Внури гавани вода была спокойной, и пока корабль двигался мимо массивного мола, Лира поняла, что ей не хватает привычкой качки. Вместе с Пантелеймоном, она жадно следила, как корабль неторопливо приближался к пристани. В течение следующего часа рычание двигателя превратилось в тихое ворчание, голоса выкрикивали приказы или вопросы, веревки были сброшены, сходни спущены, луки открыты.
— Ну, Лира, — позвал Фардер Корам, — ты все упаковала?
Вещи Лиры были упакованы с момента пробуждения и осознания близости земли. Девочке оставалось только забежать в каюту, схватить сумку, и она была готова.

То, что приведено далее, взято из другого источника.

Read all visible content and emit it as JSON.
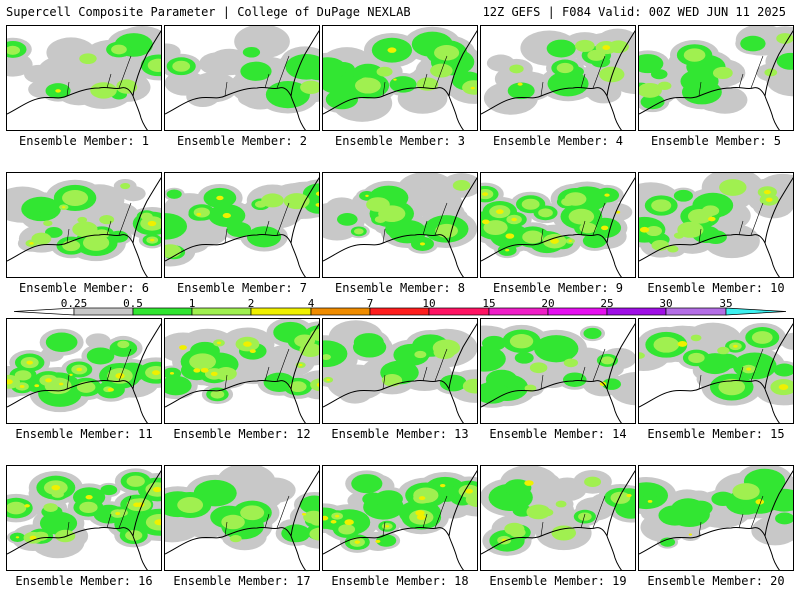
{
  "header": {
    "left": "Supercell Composite Parameter | College of DuPage NEXLAB",
    "right": "12Z GEFS | F084 Valid: 00Z WED JUN 11 2025"
  },
  "legend": {
    "labels": [
      "0.25",
      "0.5",
      "1",
      "2",
      "4",
      "7",
      "10",
      "15",
      "20",
      "25",
      "30",
      "35"
    ],
    "colors": [
      "#c8c8c8",
      "#32e632",
      "#a0f050",
      "#f0f000",
      "#f08c00",
      "#ff1e1e",
      "#ff1464",
      "#f01ec8",
      "#e60ff0",
      "#a00fe6",
      "#b46ee6",
      "#3cf0f0"
    ]
  },
  "members": [
    {
      "label": "Ensemble Member: 1",
      "seed": 11,
      "intensity": 0.55
    },
    {
      "label": "Ensemble Member: 2",
      "seed": 23,
      "intensity": 0.45
    },
    {
      "label": "Ensemble Member: 3",
      "seed": 37,
      "intensity": 0.6
    },
    {
      "label": "Ensemble Member: 4",
      "seed": 41,
      "intensity": 0.6
    },
    {
      "label": "Ensemble Member: 5",
      "seed": 53,
      "intensity": 0.5
    },
    {
      "label": "Ensemble Member: 6",
      "seed": 67,
      "intensity": 0.65
    },
    {
      "label": "Ensemble Member: 7",
      "seed": 71,
      "intensity": 0.55
    },
    {
      "label": "Ensemble Member: 8",
      "seed": 83,
      "intensity": 0.55
    },
    {
      "label": "Ensemble Member: 9",
      "seed": 97,
      "intensity": 0.8
    },
    {
      "label": "Ensemble Member: 10",
      "seed": 101,
      "intensity": 0.6
    },
    {
      "label": "Ensemble Member: 11",
      "seed": 113,
      "intensity": 0.8
    },
    {
      "label": "Ensemble Member: 12",
      "seed": 127,
      "intensity": 0.75
    },
    {
      "label": "Ensemble Member: 13",
      "seed": 131,
      "intensity": 0.5
    },
    {
      "label": "Ensemble Member: 14",
      "seed": 149,
      "intensity": 0.5
    },
    {
      "label": "Ensemble Member: 15",
      "seed": 151,
      "intensity": 0.6
    },
    {
      "label": "Ensemble Member: 16",
      "seed": 163,
      "intensity": 0.9
    },
    {
      "label": "Ensemble Member: 17",
      "seed": 173,
      "intensity": 0.55
    },
    {
      "label": "Ensemble Member: 18",
      "seed": 181,
      "intensity": 0.75
    },
    {
      "label": "Ensemble Member: 19",
      "seed": 191,
      "intensity": 0.6
    },
    {
      "label": "Ensemble Member: 20",
      "seed": 197,
      "intensity": 0.55
    }
  ]
}
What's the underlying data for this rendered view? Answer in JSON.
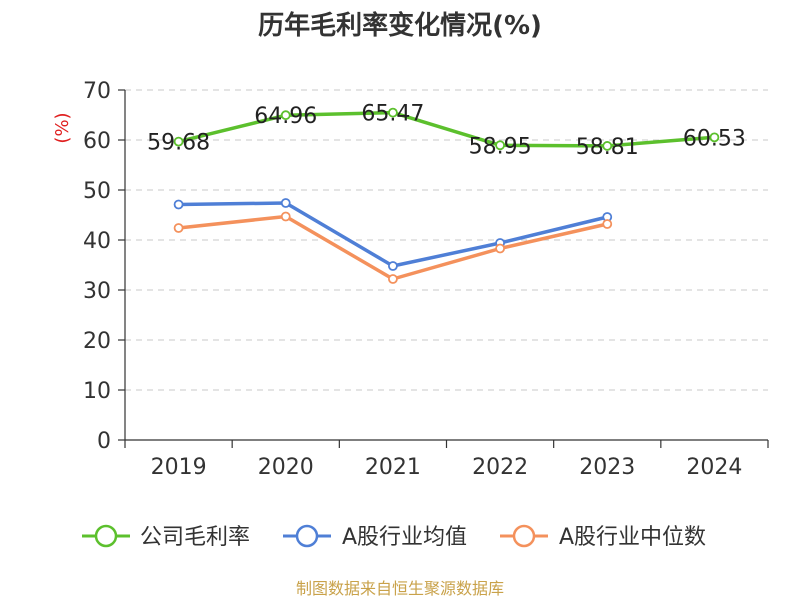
{
  "chart_data": {
    "type": "line",
    "title": "历年毛利率变化情况(%)",
    "ylabel": "(%)",
    "xlabel": "",
    "categories": [
      "2019",
      "2020",
      "2021",
      "2022",
      "2023",
      "2024"
    ],
    "ylim": [
      0,
      70
    ],
    "yticks": [
      0,
      10,
      20,
      30,
      40,
      50,
      60,
      70
    ],
    "grid": true,
    "legend_position": "bottom",
    "series": [
      {
        "name": "公司毛利率",
        "color": "#5cc02d",
        "values": [
          59.68,
          64.96,
          65.47,
          58.95,
          58.81,
          60.53
        ],
        "data_labels": [
          "59.68",
          "64.96",
          "65.47",
          "58.95",
          "58.81",
          "60.53"
        ]
      },
      {
        "name": "A股行业均值",
        "color": "#4f7fd6",
        "values": [
          47.1,
          47.4,
          34.8,
          39.4,
          44.6,
          null
        ]
      },
      {
        "name": "A股行业中位数",
        "color": "#f4915c",
        "values": [
          42.4,
          44.7,
          32.2,
          38.3,
          43.2,
          null
        ]
      }
    ]
  },
  "footer": {
    "source": "制图数据来自恒生聚源数据库"
  }
}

Первым делом, ожидавшим Лиру и Фардера Корама на берегу, был визит к консулу ведьм. Найти его дом не составило труда: маленький городок жался к гавани, а единственными зданиями, выделявшимися по размеру были часовня и дом губернатора. Консул жил в деревянном доме, выкрашенном зеленой краской, с видом на море, и когда гости позвонили, звук растревожил тишину улицы.
Слуга проводил их в маленькую гостиную и принес кофе. Вскоре сам консул вышел поприветствовать Лиру и Фардера Корама. Он оказался полным мужчиной с багровым лицом в строгом черном костюме, по имени Мартин Ланселиус. Его деймон был змеей, того же насыщенного и сияющего зеленого цвета, что и глаза консула — единственное, что выдавало его родство с ведьмами, хотя, честно говоря, Лира не знала, чем ведьма должна выделяться из толпы.
— Чем могу помочь вам, Фардер Корам? — спросил консул.
— У меня есть к вам две просьбы, доктор Ланселиус. Во-первых, мне необходимо встретиться с ведьмой, с которой я познакомился много несколько лет назад в болотистой стране Восточной Энглии. Ее зовут Серафина Пеккала.
Доктор Ланселиус сделал пометку серебряным карандашом и уточнил:
— Как давно вы встретили ее?
— Около сорока лет назад. Но, я думаю, она меня вспомнит.
— А вторая ваша просьба?
— Я представляю здесь семьи бродяжников, лишившихся детей. У нас есть причина предполагать, что некая организация ворует малышей, наших и других, и привозит их на Север по неизвестной причине. Я хотел спросить, слышали ли вы или ваши люди о чем-то подобном.